Corporate Responsibility, simply put, is doing the right thing for your stakeholders. Stakeholders include anyone from a company’s actual investors and stockholders, to the employees and communities they work in. Corporate Responsibility generally refers to initiatives such as fair and healthy working conditions, decreasing pollution, and investing in communities in the long term.

When I started thinking about Corporate Responsibility for individual companies, I initally had mixed feelings about certain conglomerates’ supposed good intentions. As a comparison, I’ll tell a story of my Habitat Trip last Spring to Birmingham, Alabama. Although the group from my school went through a Campus Ministry program,and intended to spend the week in solidarity and reflect on our experiences, our counterparts from the other side of the divider were not in the same mindset. The group from Canada had brought one of their mom’s along, who cooked fabulous meals for them while we ate PB&Js. They went to the mall one night and came home with a bunch of new clothes, and spent time on their laptops and cell phones, even though most of us Americans had turned ourselves off for the week.

Besides being fun for Canada/America jokes, at the beginning of the trip, we were kind of perturbed. How can you come to do SERVICE without giving anything else but your time, hard work, and commitment to the cause? That’s of course, when it clicked. They did not need to be going to the same measures to live simply as we were. The fact that they decided to drive down and volunteer their time was truly enough.
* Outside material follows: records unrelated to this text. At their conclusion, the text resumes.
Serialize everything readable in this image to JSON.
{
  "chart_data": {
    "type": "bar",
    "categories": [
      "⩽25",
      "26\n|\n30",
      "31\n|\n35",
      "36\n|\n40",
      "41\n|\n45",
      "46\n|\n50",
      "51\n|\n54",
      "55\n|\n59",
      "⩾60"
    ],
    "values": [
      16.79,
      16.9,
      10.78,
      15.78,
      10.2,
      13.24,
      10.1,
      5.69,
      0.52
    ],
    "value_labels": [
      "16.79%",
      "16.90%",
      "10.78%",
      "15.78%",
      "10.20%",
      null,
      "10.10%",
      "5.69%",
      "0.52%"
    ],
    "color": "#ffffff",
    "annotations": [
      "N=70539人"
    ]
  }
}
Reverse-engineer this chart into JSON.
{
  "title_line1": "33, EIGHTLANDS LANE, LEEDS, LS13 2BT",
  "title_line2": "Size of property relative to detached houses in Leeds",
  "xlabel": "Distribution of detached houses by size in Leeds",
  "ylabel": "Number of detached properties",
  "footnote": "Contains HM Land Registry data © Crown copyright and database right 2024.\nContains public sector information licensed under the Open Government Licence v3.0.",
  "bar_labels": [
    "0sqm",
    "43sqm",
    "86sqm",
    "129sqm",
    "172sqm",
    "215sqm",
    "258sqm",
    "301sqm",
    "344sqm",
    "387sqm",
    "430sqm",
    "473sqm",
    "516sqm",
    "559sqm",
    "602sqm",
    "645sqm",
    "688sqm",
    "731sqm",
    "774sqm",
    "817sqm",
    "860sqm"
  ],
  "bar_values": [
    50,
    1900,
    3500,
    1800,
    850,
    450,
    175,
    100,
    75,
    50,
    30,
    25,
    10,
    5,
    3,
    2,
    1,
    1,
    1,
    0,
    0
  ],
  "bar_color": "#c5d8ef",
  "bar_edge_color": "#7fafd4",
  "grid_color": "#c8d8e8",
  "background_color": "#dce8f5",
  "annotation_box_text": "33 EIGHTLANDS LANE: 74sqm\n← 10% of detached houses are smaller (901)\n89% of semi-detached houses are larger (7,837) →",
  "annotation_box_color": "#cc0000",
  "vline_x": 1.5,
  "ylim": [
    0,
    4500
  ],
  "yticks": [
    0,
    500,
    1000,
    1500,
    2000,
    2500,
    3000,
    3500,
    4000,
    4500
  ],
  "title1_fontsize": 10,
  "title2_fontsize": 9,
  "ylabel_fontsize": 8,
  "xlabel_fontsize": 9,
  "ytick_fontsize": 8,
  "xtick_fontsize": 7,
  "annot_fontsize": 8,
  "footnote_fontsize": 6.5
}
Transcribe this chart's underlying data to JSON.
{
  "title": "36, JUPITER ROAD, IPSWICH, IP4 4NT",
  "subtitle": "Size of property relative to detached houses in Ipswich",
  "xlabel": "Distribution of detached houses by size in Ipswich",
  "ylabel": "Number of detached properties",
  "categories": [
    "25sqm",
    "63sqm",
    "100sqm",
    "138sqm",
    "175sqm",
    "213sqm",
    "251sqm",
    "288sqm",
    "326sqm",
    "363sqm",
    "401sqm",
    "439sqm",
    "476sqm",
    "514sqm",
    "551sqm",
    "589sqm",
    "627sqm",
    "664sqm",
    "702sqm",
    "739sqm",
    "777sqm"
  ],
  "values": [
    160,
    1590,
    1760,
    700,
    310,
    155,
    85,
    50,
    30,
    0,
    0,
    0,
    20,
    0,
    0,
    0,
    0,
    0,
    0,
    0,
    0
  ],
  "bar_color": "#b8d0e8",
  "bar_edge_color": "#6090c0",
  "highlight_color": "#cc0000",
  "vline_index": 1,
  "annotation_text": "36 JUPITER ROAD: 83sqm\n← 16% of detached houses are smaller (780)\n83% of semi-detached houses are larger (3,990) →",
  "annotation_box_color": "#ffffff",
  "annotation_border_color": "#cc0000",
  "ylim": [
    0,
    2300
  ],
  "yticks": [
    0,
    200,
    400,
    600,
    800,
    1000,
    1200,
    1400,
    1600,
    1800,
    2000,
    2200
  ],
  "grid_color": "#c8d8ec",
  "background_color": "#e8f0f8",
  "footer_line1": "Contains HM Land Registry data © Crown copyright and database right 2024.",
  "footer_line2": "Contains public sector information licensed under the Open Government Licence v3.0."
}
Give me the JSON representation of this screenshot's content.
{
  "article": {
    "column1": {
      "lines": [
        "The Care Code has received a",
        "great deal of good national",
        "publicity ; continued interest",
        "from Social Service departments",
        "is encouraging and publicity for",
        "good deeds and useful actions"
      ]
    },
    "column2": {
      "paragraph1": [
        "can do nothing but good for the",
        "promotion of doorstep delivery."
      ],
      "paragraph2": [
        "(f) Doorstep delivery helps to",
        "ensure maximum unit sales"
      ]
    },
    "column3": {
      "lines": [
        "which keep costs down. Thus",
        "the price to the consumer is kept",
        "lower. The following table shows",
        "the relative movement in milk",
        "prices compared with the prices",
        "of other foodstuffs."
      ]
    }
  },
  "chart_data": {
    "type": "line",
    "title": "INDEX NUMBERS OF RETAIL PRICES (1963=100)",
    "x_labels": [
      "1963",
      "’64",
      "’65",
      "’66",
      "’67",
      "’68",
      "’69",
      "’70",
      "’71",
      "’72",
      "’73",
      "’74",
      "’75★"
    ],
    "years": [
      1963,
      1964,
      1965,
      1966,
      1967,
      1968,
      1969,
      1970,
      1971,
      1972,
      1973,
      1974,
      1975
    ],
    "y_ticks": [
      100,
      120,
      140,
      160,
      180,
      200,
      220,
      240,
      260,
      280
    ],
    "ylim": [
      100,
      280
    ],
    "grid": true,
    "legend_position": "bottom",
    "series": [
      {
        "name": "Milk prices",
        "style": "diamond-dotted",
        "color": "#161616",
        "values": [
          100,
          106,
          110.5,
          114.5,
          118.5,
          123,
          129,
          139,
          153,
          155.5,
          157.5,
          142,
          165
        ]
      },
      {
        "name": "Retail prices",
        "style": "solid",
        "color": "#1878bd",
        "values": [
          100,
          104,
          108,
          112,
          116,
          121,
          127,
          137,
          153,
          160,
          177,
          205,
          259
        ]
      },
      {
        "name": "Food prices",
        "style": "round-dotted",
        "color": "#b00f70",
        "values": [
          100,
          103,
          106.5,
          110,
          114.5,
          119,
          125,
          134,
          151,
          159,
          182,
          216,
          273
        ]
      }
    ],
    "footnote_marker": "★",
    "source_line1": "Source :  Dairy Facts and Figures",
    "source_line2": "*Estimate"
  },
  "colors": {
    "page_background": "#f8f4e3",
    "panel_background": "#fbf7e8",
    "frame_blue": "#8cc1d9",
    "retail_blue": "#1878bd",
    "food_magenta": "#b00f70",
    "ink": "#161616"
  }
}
That’s how I feel about some companies’ response to Corporate Social Responsibility. It may not be entirely out of the good of their hearts,and perhaps just an elaborate marketing scheme to convince customers that they’re good people. But in the end, it’s helping others! (I of course hope that it is out of good intentions, but one cannot always be sure.)

An article I read in class the other day tried to expand upon this notion. Craig Calhoun, in The Imperative to Reduce Suffering, explains that it is different to provide care to those who suffer, just because they are suffering, than to provide care to  effectively accomplish a goal, such as promoting peace or saving lives. There is certainly a difference in these two ways to confront problems in the world, but most larger NGOs, and all Corporate Responsibility plans, are leaning towards this second option. As described in the last post, Non-profit organizations are morphing in to a more professional sphere, because investors don’t just want organizations to try to help and do their best, but to systematically make a difference.

This definitely alienates some people who do service for the means to serve, which is an important aspect of many peoples’ lives. There should still be smaller programs in place to do so, but I do think that the governments and larger NGOs of the world should be held responsible for the outcome of their large donations and programs. It seems acceptable to use small expenditures to create programs for service (and of course volunteer time is free of cost) but larger programs should have accountability measures, much like the Corporate Responsibility plans do in corporations.